Baldr lifted a hand, encouraged by Loki’s silence. He placed it upon Loki’s cheek in a gesture obviously learned from Thor and sighed heavily. “If only I could remove the gag. I think that, if you could speak, we’d all feel like fools for treating you thus.”

Well, that was true enough, Loki thought. The mistletoe in his grasp itched for a home. 

“I love you so,” Baldr said, and grasped Loki close. 

A slight answering emotion rose within Loki. How _galling_. Bound as he was, Loki could do naught but remain still. Baldr face nestled into his neck, damp with tears. Around them, everyone stared, shocked by the royal son’s closeness with the traitor. 

That would do.

Loki lifted the mistletoe from his lap and turned his face, pressing his cheek as close to Baldr as possible. He shoved the sprig upward. It bent sharply as he forced it through the small opening in Baldr’s armor, but held strong. He closed his eyes as Baldr stiffened slightly, as the muscles in his necked jumped.

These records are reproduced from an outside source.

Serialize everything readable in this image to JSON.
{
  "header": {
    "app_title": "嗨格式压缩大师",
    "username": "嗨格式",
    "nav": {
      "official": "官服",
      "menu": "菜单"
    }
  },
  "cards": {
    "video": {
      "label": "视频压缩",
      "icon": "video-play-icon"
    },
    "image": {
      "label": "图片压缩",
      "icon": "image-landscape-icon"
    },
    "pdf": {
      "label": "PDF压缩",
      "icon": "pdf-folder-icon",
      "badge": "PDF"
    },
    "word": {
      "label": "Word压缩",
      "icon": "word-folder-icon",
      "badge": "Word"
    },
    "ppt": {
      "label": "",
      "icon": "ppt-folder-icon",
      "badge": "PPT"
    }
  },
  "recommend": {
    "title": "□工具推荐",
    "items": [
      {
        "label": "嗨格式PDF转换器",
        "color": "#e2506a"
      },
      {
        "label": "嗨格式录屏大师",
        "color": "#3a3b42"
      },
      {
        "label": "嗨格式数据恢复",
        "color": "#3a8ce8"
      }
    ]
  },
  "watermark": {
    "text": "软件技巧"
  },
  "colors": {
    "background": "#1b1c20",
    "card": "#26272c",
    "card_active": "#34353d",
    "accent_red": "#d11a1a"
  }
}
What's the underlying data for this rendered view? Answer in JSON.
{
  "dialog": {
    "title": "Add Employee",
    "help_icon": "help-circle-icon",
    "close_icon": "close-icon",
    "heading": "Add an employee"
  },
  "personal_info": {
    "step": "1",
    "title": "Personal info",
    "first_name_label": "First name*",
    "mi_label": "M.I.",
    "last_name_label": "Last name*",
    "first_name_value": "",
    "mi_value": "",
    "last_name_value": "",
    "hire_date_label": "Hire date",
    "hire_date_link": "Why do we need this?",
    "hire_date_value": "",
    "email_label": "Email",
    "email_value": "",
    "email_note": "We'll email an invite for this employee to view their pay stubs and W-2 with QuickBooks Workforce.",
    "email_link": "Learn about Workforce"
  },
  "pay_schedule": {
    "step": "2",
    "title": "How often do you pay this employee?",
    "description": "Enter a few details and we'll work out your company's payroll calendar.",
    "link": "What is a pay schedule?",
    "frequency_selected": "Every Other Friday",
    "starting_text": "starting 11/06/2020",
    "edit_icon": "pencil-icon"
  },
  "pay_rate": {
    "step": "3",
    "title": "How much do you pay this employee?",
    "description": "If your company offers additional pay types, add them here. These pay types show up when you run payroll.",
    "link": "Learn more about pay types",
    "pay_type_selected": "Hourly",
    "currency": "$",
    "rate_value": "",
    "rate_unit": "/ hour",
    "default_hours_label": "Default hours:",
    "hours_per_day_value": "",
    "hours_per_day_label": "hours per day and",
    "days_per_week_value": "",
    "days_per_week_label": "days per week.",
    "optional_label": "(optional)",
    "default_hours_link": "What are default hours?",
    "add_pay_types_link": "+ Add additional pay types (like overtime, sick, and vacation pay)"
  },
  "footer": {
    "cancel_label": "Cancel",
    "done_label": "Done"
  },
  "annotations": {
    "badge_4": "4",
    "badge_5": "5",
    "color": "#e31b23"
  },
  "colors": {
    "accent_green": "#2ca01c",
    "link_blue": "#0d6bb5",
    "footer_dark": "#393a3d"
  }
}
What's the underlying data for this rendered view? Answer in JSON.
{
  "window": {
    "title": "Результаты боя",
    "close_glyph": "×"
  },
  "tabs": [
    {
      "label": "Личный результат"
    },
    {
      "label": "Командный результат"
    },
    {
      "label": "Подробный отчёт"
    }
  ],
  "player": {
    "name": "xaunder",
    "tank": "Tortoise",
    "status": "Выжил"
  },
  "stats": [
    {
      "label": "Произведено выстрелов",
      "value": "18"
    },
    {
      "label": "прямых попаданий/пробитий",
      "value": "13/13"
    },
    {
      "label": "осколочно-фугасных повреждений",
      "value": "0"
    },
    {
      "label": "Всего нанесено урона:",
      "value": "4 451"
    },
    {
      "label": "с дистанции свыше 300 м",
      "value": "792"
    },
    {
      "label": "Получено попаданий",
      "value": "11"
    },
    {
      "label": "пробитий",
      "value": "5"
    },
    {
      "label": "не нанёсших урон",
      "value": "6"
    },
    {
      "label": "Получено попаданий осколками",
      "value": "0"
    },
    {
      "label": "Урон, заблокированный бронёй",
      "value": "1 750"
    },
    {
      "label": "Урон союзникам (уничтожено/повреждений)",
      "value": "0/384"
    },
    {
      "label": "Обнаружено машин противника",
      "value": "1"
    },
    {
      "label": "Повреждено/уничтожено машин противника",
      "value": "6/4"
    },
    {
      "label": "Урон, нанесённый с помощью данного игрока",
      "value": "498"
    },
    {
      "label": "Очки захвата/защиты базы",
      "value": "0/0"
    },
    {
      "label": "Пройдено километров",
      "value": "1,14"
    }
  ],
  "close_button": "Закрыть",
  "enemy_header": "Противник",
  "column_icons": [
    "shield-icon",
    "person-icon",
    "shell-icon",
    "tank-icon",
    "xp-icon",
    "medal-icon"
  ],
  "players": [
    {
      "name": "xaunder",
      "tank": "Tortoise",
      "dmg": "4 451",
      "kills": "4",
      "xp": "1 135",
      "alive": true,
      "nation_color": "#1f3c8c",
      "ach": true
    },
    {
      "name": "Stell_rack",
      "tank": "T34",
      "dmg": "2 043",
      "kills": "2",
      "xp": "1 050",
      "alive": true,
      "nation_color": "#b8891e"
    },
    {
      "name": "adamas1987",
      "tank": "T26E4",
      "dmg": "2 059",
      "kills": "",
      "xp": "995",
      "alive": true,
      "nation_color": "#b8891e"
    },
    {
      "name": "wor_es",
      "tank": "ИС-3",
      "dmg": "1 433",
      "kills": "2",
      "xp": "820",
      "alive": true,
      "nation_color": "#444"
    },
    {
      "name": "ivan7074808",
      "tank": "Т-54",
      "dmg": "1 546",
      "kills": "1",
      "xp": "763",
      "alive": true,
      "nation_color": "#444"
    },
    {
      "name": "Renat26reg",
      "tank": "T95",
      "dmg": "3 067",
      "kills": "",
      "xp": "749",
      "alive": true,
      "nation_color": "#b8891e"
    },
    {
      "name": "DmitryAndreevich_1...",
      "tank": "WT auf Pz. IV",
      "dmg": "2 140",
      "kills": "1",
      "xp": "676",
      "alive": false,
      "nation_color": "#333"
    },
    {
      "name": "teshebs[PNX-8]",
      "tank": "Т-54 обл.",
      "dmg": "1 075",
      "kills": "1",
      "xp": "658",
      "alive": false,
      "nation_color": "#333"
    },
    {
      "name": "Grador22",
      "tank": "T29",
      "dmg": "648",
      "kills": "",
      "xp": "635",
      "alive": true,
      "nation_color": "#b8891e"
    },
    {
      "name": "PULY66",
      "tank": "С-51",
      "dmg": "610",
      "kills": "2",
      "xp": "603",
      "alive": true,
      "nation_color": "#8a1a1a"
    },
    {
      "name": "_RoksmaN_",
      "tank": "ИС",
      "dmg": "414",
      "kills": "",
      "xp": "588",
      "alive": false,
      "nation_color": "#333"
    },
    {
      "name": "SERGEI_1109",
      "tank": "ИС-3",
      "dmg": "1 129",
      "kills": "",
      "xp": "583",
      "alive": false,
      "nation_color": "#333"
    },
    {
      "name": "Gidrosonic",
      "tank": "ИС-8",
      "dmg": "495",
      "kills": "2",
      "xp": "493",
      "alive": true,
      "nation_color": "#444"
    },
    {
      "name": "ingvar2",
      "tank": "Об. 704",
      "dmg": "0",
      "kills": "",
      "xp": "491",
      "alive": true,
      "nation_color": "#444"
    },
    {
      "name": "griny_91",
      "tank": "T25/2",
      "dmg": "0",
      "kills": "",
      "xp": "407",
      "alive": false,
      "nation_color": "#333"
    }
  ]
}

He felt the warm softness of blood seeping out upon his hands and smiled. 

Baldr shuddered, breaths turning ragged. How fortuitous; Loki’s blind stroke had found the heart. 

Thor would never have come so close; indeed, he never had. 

Loki eyed his own older brother as his eyes clouded with worry and he began to frown. Let him have another moment, Loki thought. Another instant of ignorance. 

He lifted his hand to caress Baldr’s cheek and then showed him back, limp onto the ground. 

 

-

 

_23\. Carols_

Loki could not speak, eat, or drink. Even his magics were limited by the gag, as some seidr which would have been particularly useful to him needed speech to be shaped, and so remained out of his reach as long as he wore the device. 

Yet, none of this meant that Loki was caged. 

He had been given a goblet filled with wine. Presumably, whichever servant had fetched it for him had been too stupid, or too terrified, to realize how spectacularly useless it was to him. 

For once, Loki was glad of the incompetence. 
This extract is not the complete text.